S’il est une attitude de Maurras qui a fait couler beaucoup d’encre, et cela continue, c’est bien son adhésion à l’Union sacrée. On se souvient en particulier de la thèse sans concession de Jean de Viguerie dans ses Deux Patries : 1914 marque l’adhésion définitive des forces de droite, au premier rang desquelles l’A. F., au patriotisme révolutionnaire, piège dont ni l’A. F. ni la droite ne sont depuis sorties, scellant la mort de la France, ou plutôt sa survie comme une ombre et un mot creux, dans un patriotisme de malentendus et de faux-semblants. Une danse autour du cadavre de la France, conclut l’auteur.
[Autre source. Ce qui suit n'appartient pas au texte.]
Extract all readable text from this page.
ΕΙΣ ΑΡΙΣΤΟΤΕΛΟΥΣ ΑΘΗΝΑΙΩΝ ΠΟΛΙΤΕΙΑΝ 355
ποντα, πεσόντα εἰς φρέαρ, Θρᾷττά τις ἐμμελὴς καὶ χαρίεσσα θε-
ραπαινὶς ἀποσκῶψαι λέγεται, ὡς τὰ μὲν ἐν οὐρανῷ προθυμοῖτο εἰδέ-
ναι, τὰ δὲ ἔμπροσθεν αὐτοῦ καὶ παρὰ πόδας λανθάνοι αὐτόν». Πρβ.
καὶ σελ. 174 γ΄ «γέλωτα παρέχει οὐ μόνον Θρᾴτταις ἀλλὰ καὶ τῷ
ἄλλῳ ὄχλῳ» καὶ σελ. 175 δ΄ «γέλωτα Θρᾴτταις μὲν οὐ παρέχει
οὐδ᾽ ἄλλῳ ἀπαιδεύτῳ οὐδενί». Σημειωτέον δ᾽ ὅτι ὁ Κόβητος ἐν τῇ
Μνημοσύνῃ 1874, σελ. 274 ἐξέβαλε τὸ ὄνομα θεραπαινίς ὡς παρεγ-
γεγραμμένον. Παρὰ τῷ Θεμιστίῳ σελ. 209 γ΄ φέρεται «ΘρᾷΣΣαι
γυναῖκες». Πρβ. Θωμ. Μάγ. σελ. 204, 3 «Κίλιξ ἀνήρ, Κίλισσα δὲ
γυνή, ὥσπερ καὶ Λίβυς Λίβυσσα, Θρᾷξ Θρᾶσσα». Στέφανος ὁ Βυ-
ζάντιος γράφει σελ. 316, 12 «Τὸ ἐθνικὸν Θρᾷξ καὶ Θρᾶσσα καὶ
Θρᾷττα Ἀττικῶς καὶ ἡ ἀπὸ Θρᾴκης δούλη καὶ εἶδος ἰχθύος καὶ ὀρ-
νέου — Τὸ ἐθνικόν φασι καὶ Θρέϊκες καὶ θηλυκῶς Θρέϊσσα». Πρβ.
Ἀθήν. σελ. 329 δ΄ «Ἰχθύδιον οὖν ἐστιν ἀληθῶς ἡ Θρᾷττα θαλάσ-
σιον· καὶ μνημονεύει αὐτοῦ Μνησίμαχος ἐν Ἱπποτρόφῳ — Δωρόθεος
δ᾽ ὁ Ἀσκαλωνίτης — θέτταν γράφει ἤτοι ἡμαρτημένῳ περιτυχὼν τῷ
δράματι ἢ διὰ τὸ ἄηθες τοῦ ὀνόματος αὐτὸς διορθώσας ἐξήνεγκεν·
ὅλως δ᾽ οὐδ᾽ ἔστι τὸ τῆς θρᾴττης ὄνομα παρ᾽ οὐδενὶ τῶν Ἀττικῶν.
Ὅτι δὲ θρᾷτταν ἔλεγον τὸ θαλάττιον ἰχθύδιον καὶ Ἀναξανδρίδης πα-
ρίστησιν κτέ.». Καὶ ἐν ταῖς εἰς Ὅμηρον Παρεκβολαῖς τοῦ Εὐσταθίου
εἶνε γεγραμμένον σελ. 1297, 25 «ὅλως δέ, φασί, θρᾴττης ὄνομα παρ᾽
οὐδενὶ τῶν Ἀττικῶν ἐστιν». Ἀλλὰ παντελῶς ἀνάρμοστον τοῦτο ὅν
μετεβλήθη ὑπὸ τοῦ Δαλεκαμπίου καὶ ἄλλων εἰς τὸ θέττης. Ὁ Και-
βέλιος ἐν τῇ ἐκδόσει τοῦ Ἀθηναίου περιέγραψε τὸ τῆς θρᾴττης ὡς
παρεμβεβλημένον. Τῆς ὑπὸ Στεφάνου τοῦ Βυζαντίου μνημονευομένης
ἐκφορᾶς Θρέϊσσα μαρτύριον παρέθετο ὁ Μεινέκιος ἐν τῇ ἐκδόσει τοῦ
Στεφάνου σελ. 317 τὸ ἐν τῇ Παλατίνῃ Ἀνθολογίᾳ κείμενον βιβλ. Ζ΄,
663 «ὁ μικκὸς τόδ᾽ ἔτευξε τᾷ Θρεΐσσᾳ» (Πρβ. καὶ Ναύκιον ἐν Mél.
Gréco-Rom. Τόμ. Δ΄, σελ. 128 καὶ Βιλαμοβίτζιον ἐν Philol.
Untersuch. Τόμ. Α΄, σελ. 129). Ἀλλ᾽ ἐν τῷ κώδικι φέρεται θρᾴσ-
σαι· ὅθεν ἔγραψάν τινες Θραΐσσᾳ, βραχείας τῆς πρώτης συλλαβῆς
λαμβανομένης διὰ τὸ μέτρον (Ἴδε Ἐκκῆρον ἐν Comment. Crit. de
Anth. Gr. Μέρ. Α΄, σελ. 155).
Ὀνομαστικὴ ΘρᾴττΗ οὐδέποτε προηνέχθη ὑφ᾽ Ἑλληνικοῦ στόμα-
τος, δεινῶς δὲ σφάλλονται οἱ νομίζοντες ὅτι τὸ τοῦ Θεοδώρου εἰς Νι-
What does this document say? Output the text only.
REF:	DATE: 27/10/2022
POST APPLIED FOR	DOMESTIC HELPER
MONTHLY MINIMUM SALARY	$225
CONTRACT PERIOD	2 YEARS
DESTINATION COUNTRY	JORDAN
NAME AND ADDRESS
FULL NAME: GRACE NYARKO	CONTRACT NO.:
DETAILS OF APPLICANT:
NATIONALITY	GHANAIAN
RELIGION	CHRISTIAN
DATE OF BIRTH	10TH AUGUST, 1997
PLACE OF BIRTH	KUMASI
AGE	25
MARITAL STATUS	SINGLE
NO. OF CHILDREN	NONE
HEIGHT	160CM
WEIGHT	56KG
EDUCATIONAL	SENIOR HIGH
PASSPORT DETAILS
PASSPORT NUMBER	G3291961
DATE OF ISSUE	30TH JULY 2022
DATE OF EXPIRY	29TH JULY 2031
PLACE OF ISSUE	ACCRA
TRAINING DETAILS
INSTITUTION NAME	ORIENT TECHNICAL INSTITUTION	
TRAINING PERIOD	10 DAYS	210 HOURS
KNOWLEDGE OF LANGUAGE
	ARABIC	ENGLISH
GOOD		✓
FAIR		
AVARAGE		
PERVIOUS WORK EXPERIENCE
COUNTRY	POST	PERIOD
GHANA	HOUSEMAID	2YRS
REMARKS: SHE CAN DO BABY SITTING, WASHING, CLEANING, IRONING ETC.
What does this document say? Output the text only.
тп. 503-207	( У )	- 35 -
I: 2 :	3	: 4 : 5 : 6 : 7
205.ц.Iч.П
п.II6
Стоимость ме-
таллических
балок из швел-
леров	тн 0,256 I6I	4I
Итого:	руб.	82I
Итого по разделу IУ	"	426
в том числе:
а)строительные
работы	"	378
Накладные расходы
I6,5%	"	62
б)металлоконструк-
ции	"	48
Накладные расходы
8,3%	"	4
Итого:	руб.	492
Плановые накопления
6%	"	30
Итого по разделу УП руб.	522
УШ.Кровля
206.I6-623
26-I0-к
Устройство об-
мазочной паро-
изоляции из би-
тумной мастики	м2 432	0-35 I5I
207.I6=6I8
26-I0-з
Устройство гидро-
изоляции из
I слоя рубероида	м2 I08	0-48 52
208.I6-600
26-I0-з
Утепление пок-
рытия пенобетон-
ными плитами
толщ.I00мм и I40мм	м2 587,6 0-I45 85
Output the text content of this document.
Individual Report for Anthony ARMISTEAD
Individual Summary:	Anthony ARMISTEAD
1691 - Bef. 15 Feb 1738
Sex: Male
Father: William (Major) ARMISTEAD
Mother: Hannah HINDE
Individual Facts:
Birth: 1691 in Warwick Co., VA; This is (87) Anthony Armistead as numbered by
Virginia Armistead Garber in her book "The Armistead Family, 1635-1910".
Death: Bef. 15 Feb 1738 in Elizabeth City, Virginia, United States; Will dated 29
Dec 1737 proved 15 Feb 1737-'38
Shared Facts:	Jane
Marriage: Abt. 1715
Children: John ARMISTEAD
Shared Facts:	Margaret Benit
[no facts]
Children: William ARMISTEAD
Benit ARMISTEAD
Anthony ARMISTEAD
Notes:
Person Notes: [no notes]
Et les citations apportées par Jean de Viguerie, reprises par d’autres depuis, ne sont pas niables : cette dimension existe par laquelle le patriotisme révolutionnaire, amour de la République, a vampirisé le patriotisme traditionnel qui était amour de la France. Le processus a servi d’instrument aux républicains et finalement à la gauche dans sa lutte politique intérieure, au milieu des prétextes extérieurs multipliés. On reconnaîtra même paradoxalement dans cette vue quelque chose de très maurrassien.

Mais existent aussi en 1914 des citations inverses, auxquelles les critiques de l’Union sacrée n’ont pas toujours été assez attentifs. Elles montrent que Maurras n’était pas dupe de cette Union sacrée dont il affirmait par ailleurs la nécessité urgente sur le moment. Ainsi notre texte d’aujourd’hui : « La Vérité », article du 4 août 1914. C’est précisément de l’articulation entre Union sacrée et critique du régime qu’il y est question.

« En proclamant hier, à cette place, une volonté d’amnistie nationale, nous ne prétendons pas amnistier les institutions destructives ni aucune des idées qui feraient descendre ce noble peuple au tombeau. »

Ainsi il ne faudrait pas tomber dans l’affirmation que ce sont les institutions allemandes qui sont la cause de la guerre, en croyant simplement qu’une république allemande, sœur idéologique de la République française, serait une solution au conflit ou l’aurait empêché. Si Maurras ne le dit pas expressément, on peut assurer qu’il pense ici à cet argument naïf comme aux rêves d’union des socialistes de Jaurès dont il a été question deux jours plus tôt : des nuées.